What future developments in anesthesia for patients with obesity do you anticipate?

Dr. Brodsky: Even more minimally invasive procedures are replacing laparoscopy for obesity management, including gastric balloons and natural orifice transluminal endoscopic surgery (NOTES). The anesthesiologist must tailor the management of their patients when shorter, less invasive and less painful procedures are performed. Fast-track techniques to enable short-stays in the post-anesthesia care unit (PACU) and in ambulatory surgical centers, with minimal pain and reduced postoperative nausea and vomiting (PONV), are being developed. For example, there is a lot of interest in opioid-free anesthesia. Since so many patients with obesity have obstructive sleep apnea, the reduction or complete elimination of opioid drugs during anesthesia will presumably reduce postoperative morbidity. 

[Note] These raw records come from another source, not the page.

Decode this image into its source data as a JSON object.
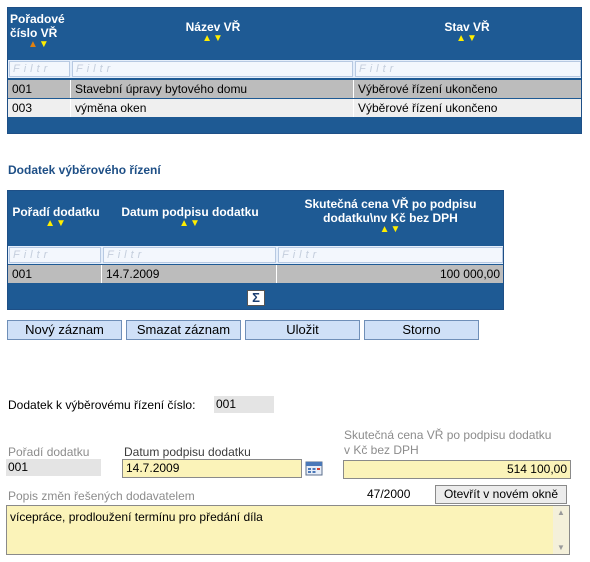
{
  "grid1": {
    "columns": [
      {
        "label_lines": [
          "Pořadové",
          "číslo VŘ"
        ],
        "sorted": true
      },
      {
        "label_lines": [
          "Název VŘ"
        ],
        "sorted": false
      },
      {
        "label_lines": [
          "Stav VŘ"
        ],
        "sorted": false
      }
    ],
    "filter_placeholder": "Filtr",
    "rows": [
      {
        "cells": [
          "001",
          "Stavební úpravy bytového domu",
          "Výběrové řízení ukončeno"
        ],
        "selected": true
      },
      {
        "cells": [
          "003",
          "výměna oken",
          "Výběrové řízení ukončeno"
        ],
        "selected": false
      }
    ]
  },
  "section_title": "Dodatek výběrového řízení",
  "grid2": {
    "columns": [
      {
        "label_lines": [
          "Pořadí dodatku"
        ]
      },
      {
        "label_lines": [
          "Datum podpisu dodatku"
        ]
      },
      {
        "label_lines": [
          "Skutečná cena VŘ po podpisu",
          "dodatku\\nv Kč bez DPH"
        ]
      }
    ],
    "filter_placeholder": "Filtr",
    "rows": [
      {
        "cells": [
          "001",
          "14.7.2009",
          "100 000,00"
        ],
        "selected": true
      }
    ],
    "sum_symbol": "Σ"
  },
  "buttons": {
    "new": "Nový záznam",
    "delete": "Smazat záznam",
    "save": "Uložit",
    "cancel": "Storno"
  },
  "form": {
    "supplement_number_label": "Dodatek k výběrovému řízení číslo:",
    "supplement_number_value": "001",
    "order_label": "Pořadí dodatku",
    "order_value": "001",
    "date_label": "Datum podpisu dodatku",
    "date_value": "14.7.2009",
    "price_label_line1": "Skutečná cena VŘ po podpisu dodatku",
    "price_label_line2": "v Kč bez DPH",
    "price_value": "514 100,00",
    "desc_label": "Popis změn řešených dodavatelem",
    "char_count": "47/2000",
    "open_window_label": "Otevřít v novém okně",
    "desc_value": "vícepráce, prodloužení termínu pro předání díla"
  }
}
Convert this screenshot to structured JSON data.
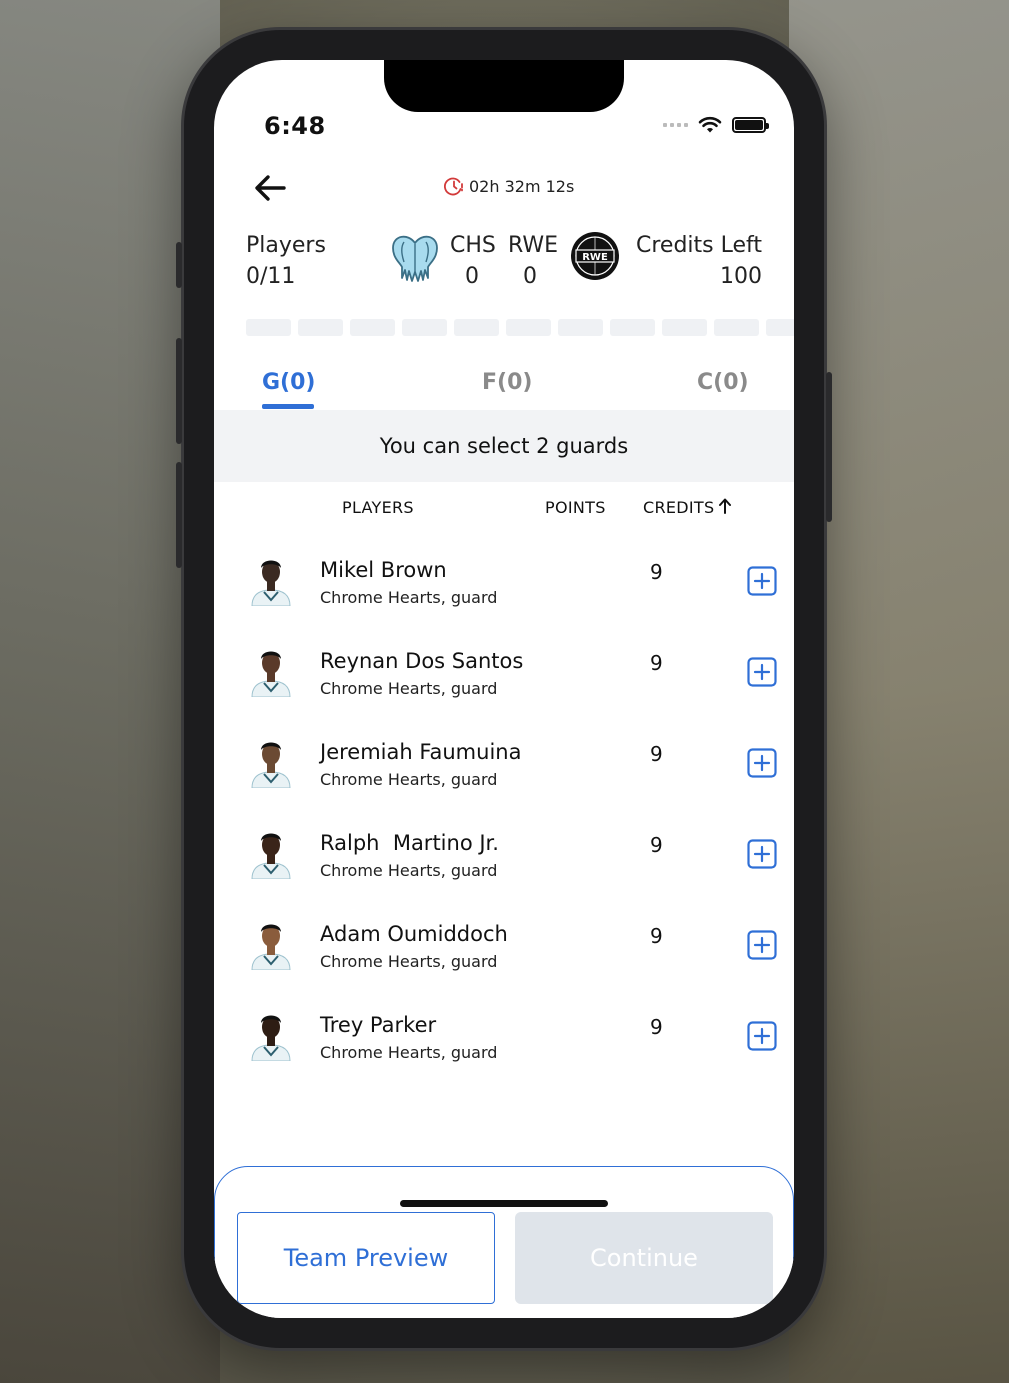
{
  "status_bar": {
    "time": "6:48"
  },
  "header": {
    "timer": "02h 32m 12s"
  },
  "summary": {
    "players_label": "Players",
    "players_value": "0/11",
    "team_left": "CHS",
    "team_left_score": "0",
    "team_right": "RWE",
    "team_right_score": "0",
    "team_right_logo_text": "RWE",
    "credits_label": "Credits Left",
    "credits_value": "100"
  },
  "tabs": [
    {
      "label": "G(0)",
      "active": true
    },
    {
      "label": "F(0)",
      "active": false
    },
    {
      "label": "C(0)",
      "active": false
    }
  ],
  "info_message": "You can select 2 guards",
  "columns": {
    "players": "PLAYERS",
    "points": "POINTS",
    "credits": "CREDITS"
  },
  "players": [
    {
      "name": "Mikel Brown",
      "team": "Chrome Hearts, guard",
      "credits": "9"
    },
    {
      "name": "Reynan Dos Santos",
      "team": "Chrome Hearts, guard",
      "credits": "9"
    },
    {
      "name": "Jeremiah Faumuina",
      "team": "Chrome Hearts, guard",
      "credits": "9"
    },
    {
      "name": "Ralph  Martino Jr.",
      "team": "Chrome Hearts, guard",
      "credits": "9"
    },
    {
      "name": "Adam Oumiddoch",
      "team": "Chrome Hearts, guard",
      "credits": "9"
    },
    {
      "name": "Trey Parker",
      "team": "Chrome Hearts, guard",
      "credits": "9"
    }
  ],
  "actions": {
    "team_preview": "Team Preview",
    "continue": "Continue"
  },
  "colors": {
    "accent": "#2f6fd6",
    "disabled": "#dfe4ea",
    "timer_icon": "#d23a3a"
  },
  "icons": [
    "back-arrow-icon",
    "clock-icon",
    "wifi-icon",
    "battery-icon",
    "sort-arrow-up-icon",
    "plus-square-icon"
  ]
}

It has been exciting for me to have participated in the evolution of anesthetic practice for surgical patients with obesity during my career. When I started, anesthesiologists considered every patient with obesity to be at high risk  for anesthetic complications. Awake fiberoptic intubation to establish an airway was once recommended for all patients with morbid obesity, but now it is seldom performed. High dosages of potent opioids have been replaced with a multimodal approach to analgesia. Today, with appropriate management by skilled anesthesiologists, patients with obesity now share the same rate of anesthetic complications as patients of normal weight.